Copyright © 2009 James Taylor. Visit the original article at First Look – Truviso.I got a second chance to chat with the folks at Truviso recently. Truviso was founded after a Professor and his PhD student, at Berkeley went back to the fundamentals of data management and predicated that in a world of highly interconnected […]
I got a second chance to chat with the folks at Truviso recently. Truviso was founded after a Professor and his PhD student, at Berkeley went back to the fundamentals of data management and predicated that in a world of highly interconnected objects it would be necessary to eliminate the batch-centric database process of “store first, query later”. Truviso is the result, focused on providing analysis in real time and continuously. This system is based on PostgreSQL allowing an integration of stream processing and traditional queries.

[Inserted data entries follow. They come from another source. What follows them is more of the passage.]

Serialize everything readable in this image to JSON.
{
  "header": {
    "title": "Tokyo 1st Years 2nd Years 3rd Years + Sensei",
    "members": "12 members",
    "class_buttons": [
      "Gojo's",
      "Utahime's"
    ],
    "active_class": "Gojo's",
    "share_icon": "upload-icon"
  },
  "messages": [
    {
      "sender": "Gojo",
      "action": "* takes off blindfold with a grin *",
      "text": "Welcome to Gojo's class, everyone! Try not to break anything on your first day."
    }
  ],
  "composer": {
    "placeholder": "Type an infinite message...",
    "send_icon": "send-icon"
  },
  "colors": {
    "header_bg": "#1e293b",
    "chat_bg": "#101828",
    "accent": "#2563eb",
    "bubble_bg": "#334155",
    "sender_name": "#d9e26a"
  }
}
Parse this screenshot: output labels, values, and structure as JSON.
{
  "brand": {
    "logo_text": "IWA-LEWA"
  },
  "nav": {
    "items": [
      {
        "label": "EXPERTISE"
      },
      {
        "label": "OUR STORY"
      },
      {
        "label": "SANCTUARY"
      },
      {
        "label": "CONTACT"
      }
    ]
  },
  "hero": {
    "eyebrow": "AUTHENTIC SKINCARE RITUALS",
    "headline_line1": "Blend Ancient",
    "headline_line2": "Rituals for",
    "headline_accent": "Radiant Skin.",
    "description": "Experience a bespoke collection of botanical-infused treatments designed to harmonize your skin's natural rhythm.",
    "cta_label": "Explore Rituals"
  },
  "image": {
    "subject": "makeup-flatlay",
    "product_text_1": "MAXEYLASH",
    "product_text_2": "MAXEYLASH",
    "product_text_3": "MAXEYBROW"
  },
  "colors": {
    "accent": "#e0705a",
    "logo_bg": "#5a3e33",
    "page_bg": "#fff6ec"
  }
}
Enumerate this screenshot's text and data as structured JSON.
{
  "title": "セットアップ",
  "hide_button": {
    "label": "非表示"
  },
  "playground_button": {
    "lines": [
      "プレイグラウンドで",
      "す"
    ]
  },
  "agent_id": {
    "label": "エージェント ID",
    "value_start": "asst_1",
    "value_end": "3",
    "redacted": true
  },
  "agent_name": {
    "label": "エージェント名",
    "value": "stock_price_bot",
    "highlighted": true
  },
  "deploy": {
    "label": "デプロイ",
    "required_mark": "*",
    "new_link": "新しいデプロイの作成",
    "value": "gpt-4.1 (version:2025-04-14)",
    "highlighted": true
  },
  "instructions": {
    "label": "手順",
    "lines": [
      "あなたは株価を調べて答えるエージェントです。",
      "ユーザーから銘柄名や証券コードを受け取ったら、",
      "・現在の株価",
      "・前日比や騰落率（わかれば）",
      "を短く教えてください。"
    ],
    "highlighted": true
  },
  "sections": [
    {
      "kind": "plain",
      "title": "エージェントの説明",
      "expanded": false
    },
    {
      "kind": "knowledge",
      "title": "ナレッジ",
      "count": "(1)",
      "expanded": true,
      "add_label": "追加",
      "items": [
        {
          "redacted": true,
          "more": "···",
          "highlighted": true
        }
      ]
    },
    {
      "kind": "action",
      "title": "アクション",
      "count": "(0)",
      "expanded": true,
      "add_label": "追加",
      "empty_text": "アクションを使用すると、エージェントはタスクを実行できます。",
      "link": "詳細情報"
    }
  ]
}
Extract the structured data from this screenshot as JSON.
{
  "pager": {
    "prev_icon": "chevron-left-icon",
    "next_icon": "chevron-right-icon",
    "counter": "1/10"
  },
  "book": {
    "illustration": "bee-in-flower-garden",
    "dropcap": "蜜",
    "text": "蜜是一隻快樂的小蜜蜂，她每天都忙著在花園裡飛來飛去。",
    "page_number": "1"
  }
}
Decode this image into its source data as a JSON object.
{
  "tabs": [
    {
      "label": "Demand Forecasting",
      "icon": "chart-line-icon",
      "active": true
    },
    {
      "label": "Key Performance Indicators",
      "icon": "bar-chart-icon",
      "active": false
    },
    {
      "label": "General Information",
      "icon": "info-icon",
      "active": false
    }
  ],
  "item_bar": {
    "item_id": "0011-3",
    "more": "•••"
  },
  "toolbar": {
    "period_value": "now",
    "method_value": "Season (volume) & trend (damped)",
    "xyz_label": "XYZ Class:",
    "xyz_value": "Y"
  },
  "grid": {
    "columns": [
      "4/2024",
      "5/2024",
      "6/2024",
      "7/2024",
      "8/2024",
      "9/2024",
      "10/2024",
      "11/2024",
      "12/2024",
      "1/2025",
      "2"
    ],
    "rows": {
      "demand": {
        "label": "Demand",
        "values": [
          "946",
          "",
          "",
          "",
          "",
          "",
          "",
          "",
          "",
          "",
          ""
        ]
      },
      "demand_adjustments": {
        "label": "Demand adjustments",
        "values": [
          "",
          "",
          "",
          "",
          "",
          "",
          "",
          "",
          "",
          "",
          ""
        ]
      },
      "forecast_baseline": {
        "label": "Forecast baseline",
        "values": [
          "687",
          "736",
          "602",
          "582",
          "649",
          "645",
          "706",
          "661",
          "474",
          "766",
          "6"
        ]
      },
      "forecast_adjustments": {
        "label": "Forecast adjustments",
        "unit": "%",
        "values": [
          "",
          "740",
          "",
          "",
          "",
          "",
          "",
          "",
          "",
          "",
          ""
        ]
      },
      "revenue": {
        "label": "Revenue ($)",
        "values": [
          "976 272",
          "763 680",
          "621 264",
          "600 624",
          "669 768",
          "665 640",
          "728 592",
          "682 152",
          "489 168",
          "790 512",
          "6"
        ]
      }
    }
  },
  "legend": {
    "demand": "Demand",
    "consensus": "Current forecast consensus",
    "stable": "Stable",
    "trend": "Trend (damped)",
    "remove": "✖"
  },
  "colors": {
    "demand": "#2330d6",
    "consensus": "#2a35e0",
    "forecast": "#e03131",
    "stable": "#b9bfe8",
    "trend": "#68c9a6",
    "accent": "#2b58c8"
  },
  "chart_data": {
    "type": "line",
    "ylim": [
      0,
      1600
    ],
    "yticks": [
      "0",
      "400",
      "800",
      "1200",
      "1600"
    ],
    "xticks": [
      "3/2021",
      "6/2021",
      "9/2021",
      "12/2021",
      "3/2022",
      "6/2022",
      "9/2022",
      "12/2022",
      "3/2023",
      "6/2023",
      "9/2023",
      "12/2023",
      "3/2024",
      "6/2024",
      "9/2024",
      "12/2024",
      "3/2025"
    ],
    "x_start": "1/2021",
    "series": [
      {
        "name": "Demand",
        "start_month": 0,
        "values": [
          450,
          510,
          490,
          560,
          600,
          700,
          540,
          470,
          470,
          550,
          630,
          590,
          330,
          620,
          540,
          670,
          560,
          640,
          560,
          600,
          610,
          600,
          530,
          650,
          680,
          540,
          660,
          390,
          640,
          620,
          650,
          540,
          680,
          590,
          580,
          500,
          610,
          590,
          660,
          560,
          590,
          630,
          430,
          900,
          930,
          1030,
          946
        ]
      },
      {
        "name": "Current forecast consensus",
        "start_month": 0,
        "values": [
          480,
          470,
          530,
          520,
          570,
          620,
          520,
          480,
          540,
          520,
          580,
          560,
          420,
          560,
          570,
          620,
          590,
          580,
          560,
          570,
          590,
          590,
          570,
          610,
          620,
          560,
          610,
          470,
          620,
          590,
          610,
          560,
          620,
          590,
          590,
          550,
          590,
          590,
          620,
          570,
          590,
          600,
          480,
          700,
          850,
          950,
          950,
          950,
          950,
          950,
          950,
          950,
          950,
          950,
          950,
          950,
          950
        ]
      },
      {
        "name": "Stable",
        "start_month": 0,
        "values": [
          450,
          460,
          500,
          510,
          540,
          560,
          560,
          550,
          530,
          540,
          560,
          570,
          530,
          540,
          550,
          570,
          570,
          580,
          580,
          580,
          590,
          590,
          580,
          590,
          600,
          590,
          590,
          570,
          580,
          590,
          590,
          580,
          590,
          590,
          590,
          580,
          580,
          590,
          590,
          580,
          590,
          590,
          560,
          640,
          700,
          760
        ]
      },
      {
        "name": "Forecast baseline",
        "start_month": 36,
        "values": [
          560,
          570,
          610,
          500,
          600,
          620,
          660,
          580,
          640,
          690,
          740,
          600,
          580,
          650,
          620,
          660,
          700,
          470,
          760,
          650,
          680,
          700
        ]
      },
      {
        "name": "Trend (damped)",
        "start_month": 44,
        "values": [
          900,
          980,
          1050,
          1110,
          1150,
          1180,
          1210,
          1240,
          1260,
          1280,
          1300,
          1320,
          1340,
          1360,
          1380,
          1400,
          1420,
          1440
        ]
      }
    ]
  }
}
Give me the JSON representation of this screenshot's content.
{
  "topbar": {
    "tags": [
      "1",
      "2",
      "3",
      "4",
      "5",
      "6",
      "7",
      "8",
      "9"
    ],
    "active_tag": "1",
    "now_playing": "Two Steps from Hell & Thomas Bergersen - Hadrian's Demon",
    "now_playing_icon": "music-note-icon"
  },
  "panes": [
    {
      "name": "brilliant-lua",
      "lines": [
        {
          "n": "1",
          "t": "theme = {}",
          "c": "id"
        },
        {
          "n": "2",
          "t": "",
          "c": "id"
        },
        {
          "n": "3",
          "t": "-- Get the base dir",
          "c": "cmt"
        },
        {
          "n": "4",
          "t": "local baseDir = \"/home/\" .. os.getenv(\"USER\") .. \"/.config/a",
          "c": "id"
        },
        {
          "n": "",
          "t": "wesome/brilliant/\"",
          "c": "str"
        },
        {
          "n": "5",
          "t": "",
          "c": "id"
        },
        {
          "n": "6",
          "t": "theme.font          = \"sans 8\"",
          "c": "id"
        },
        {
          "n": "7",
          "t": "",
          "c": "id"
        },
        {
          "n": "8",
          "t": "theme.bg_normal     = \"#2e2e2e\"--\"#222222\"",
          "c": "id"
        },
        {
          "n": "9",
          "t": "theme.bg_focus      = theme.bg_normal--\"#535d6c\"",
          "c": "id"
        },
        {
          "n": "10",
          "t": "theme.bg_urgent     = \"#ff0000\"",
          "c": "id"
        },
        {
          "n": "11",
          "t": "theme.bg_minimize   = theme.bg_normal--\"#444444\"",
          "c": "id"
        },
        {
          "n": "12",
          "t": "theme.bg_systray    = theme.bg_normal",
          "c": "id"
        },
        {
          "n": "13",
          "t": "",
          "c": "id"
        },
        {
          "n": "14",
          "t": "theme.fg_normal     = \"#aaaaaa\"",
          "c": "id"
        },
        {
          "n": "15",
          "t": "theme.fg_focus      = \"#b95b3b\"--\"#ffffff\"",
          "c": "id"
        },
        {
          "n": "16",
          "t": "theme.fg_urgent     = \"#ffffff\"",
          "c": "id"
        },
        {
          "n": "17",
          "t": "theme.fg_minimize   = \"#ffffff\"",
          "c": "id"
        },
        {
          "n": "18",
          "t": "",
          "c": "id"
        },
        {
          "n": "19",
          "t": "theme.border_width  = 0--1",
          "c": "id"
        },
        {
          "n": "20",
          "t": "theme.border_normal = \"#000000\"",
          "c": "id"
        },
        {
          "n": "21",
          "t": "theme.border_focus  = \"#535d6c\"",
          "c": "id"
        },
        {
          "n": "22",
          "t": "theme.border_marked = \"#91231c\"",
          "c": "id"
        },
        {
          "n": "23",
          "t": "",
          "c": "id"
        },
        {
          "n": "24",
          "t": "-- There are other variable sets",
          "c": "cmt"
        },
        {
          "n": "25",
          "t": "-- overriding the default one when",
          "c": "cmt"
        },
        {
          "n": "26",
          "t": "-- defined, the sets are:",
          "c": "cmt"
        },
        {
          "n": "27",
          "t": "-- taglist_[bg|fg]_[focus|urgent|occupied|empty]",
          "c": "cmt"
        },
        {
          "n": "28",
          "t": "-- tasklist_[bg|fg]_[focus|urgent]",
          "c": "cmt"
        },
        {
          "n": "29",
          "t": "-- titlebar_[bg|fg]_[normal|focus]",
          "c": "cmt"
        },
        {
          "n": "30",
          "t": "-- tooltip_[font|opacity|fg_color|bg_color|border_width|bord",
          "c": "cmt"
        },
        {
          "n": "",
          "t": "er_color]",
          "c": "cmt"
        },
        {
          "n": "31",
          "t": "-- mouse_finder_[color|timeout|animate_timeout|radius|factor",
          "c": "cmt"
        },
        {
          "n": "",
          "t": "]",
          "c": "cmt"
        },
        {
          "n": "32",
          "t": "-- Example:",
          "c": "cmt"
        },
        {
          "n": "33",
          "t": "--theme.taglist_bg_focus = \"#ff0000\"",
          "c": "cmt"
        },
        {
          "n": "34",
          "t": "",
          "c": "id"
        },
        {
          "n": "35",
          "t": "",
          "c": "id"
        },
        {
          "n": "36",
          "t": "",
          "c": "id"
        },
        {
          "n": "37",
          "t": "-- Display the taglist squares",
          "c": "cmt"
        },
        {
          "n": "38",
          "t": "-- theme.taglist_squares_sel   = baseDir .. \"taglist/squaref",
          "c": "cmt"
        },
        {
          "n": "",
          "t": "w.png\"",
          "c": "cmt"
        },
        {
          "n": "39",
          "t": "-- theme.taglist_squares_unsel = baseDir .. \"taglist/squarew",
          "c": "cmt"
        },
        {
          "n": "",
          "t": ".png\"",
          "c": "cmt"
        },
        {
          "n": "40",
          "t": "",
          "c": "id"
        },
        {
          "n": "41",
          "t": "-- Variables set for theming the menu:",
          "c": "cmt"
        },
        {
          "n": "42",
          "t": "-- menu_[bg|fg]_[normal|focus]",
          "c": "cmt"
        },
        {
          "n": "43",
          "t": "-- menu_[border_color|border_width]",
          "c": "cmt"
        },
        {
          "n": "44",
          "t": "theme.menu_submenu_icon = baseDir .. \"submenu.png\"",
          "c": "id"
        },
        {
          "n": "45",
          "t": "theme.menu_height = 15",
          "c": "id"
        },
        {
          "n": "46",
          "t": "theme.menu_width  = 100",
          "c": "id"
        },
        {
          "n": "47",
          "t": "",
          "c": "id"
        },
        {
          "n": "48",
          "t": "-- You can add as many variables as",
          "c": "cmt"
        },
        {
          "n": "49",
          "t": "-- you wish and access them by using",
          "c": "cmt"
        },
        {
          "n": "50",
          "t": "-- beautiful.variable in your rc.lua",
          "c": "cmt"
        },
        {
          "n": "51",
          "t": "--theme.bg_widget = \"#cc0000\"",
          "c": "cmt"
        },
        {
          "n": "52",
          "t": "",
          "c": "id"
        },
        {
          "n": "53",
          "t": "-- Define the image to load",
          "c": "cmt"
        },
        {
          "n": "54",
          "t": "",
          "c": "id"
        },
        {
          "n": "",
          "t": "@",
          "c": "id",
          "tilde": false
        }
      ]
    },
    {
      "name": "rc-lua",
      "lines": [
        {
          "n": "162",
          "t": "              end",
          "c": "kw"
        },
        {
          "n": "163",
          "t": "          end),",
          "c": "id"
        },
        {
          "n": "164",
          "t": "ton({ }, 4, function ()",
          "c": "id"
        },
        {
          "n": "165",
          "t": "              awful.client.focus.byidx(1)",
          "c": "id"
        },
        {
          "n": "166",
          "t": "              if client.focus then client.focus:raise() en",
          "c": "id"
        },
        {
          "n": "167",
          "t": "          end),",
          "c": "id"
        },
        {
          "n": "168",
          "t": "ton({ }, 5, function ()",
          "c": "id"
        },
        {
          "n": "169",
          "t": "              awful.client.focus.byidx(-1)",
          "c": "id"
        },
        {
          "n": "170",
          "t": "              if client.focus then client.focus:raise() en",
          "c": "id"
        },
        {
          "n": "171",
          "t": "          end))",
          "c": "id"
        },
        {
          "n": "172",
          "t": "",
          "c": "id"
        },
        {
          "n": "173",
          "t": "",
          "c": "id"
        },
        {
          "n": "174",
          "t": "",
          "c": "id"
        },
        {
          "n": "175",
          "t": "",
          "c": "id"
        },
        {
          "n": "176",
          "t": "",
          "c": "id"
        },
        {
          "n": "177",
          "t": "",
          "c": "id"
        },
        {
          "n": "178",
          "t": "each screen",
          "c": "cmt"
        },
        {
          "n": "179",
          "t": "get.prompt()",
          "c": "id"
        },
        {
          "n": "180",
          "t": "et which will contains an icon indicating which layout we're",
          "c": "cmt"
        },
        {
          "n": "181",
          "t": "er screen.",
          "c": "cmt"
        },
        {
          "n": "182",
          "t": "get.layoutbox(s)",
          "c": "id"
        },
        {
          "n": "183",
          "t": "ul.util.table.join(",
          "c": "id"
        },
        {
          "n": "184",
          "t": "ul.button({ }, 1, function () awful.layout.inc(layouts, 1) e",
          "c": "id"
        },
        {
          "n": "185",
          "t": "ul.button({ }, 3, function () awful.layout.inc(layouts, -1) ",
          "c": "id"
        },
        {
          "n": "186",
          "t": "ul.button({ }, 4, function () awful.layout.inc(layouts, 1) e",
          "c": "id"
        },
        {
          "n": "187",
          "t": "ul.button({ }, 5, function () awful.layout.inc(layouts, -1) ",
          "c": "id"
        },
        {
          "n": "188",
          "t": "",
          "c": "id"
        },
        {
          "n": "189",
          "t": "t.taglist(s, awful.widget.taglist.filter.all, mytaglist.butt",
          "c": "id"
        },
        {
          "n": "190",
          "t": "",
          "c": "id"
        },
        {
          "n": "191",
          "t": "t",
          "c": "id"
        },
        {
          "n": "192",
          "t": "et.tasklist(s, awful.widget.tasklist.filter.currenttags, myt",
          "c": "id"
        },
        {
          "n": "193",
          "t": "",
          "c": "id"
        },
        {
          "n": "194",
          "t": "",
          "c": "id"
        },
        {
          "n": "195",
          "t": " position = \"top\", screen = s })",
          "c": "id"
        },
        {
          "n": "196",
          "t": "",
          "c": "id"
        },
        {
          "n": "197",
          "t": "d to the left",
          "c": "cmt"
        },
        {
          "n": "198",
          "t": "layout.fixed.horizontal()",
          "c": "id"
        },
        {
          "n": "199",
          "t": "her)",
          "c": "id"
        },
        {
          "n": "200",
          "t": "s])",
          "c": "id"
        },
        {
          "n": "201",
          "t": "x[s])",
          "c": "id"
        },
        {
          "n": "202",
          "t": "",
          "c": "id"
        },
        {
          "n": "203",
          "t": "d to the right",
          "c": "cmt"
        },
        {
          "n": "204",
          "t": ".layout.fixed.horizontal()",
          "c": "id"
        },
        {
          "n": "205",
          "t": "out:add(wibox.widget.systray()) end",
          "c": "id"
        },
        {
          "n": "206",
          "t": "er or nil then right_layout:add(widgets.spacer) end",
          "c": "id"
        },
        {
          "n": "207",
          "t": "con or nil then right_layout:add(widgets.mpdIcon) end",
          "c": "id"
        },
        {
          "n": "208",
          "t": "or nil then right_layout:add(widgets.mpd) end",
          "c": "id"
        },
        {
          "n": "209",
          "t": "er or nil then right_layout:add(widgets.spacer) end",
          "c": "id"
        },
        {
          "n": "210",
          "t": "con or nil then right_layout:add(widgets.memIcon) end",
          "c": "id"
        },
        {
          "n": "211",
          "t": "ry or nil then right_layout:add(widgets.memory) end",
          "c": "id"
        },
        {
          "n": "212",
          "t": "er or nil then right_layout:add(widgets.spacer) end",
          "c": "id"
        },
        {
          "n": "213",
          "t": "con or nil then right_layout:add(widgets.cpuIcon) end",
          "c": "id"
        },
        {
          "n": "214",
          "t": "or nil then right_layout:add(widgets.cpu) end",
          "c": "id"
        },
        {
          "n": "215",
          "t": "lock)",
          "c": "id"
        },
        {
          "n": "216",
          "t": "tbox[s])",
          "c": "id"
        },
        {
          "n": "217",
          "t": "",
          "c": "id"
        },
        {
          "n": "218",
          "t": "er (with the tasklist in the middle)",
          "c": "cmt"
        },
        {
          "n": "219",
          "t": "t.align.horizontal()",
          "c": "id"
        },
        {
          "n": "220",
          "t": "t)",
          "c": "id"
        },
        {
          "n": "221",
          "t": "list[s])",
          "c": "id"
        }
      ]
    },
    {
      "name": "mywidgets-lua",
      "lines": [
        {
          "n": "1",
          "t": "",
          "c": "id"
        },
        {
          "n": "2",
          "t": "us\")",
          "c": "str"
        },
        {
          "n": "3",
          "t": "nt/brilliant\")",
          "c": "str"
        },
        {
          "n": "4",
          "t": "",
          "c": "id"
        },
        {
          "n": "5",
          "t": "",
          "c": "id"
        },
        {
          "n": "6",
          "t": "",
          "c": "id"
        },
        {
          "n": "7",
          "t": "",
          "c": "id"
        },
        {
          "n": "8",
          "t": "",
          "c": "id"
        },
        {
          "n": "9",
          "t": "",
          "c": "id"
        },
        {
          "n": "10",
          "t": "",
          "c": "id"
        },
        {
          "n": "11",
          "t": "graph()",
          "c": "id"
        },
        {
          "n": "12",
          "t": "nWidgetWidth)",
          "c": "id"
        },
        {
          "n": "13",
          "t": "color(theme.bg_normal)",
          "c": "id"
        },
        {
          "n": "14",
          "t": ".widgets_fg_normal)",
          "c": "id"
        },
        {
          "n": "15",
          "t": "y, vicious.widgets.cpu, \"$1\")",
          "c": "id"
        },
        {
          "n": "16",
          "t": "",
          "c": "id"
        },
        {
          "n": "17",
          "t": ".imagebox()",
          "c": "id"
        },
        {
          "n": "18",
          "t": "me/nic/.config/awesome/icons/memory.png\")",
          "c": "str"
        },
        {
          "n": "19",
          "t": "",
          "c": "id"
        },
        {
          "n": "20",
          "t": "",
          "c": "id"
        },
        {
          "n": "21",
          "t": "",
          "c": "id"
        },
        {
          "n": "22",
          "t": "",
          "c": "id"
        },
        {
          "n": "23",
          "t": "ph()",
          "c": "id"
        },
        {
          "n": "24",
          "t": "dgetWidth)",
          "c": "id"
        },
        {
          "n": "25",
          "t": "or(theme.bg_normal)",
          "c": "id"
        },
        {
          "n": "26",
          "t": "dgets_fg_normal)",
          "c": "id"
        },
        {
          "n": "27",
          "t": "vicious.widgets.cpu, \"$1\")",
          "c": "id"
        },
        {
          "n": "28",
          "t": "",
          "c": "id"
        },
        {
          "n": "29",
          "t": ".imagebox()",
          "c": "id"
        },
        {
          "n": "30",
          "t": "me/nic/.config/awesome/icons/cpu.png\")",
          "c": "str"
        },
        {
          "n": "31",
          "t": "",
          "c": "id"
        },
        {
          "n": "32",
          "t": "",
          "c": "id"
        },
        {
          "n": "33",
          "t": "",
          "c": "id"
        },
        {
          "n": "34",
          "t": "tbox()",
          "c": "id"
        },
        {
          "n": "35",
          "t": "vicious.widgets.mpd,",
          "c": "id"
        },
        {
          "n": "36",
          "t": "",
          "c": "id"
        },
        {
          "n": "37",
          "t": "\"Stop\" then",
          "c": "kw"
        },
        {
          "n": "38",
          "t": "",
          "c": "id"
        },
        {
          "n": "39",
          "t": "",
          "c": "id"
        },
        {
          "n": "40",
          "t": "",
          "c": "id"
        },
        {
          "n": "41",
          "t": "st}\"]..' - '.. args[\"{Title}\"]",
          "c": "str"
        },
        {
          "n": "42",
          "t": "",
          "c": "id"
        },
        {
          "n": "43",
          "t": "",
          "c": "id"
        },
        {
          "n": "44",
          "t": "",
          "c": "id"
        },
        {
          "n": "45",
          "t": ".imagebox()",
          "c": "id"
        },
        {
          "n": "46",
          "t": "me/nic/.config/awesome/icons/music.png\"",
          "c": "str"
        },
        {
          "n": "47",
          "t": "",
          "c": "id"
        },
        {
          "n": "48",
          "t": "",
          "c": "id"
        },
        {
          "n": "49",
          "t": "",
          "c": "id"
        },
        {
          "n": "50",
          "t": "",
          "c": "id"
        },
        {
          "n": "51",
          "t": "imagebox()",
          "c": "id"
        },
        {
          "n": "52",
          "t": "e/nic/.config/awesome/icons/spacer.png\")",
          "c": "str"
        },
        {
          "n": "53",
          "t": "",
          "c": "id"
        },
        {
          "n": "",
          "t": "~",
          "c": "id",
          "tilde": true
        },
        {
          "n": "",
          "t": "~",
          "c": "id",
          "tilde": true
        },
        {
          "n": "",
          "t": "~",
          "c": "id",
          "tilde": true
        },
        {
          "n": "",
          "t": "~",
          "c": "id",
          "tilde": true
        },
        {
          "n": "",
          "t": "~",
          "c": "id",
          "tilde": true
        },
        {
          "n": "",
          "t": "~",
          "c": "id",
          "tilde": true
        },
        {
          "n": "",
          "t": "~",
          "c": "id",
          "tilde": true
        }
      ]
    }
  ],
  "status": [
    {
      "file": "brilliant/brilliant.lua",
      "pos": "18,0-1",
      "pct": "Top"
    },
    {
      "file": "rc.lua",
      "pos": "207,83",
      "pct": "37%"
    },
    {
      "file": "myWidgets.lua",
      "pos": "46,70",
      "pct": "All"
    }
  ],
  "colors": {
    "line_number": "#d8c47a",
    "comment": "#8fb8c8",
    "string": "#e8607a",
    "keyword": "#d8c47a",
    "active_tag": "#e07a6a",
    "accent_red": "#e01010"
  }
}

Truviso take the position that this ability to process data without storing it first is critical. Not only is data warehouse volume growing even faster than Moore’s law – at up to 173%/year (according to published research by Richard Winter) – but what Truviso calls “Net-centric “companies (ones that live in and benefit from the network) have data volumes growing at 300-1000% per year. Some of these companies are handling terabytes of data each day. Truviso believes it has reinvented data management and analysis for high data growth/data intensive businesses. By basing it on an open source platform they hope to deliver revolutionary technology within an evolutionary approach. The product has three main pieces
- Core continuous query processing engine
Built inside in PostreSQL so can use it just like a database e.g. to support queries
- Java integration platform
Container for connectors – plumbing such a listening to a feed or getting data. Cisco routers, for instance, can be queried for a chunk of data that describes what has happened recently.
- Flex-based visualization environment
They built their own dashboard because most commercial ones use polling and this is inefficient for a stream processing engine. They used Adobe Flex because it had a nice way to handle data updates and offers a portable, user-friendly experience.
When streams of data come in they are processed by queries before being persisted. Streams are defined in (mostly) standard SQL – Truviso add a small statement to tell it to handle streaming data. This WINDOW statement tells the engine how to analyze the stream of data coming in. A stream is an unbounded sequence of records and the Window operators turn these streams into pseudo-tables. For instance you could specify “VISIBLE 5 sec ADVANCE 5 sec” to get 5 second non-overlapping windows in your “table” or “LANDMARK ADVANCE 2 sec” to get a fixed start updated every 2 seconds. Windows can use properties of data – like group by – and can limit the table size by time or by the number of rows. All the results can be stored by channeling them into a persistent table.
The engine runs queries all the time so it needs continuous query optimization framework which the company built . When new queries are defined, Truviso automatically folds them into the existing plan to build an overall plan. By reusing elements of queries already being run they can achieve super-linear query salability – in some ways similar to the way the Rete network manages this for rules. The stream processing engine that combines the queries is very fast, handling many hundreds of thousands of rows/second.
Because the streams are handled using an extension to SQL, queries can hit streams and tables in combination. This allows them to take existing queries and reports and rapidly re-implement them against streams. Indeed this is one of the primary use cases for their early adopters. They also provide a “time-travel” Tivo-like interface for analysis. While there has been an increase in the interest and efforts to address streaming data analysis, Truviso’s approach of leveraging standard SQL allows the combination of streaming data with staged/tabular data. Their focus on delivering massive performance scalability for businesses not necessarily doing “real-time” is also interesting. Truviso’s approach is very interesting when considering the data processing and analysis needs of a data-intensive business.
Truviso’s core use-cases are around continuous analysis (though not necessarily real-time), scalability, and headroom for data growth. In particular those companies in the business of delivering digital services where effective and timely use of data translates into direct business and customer benefits.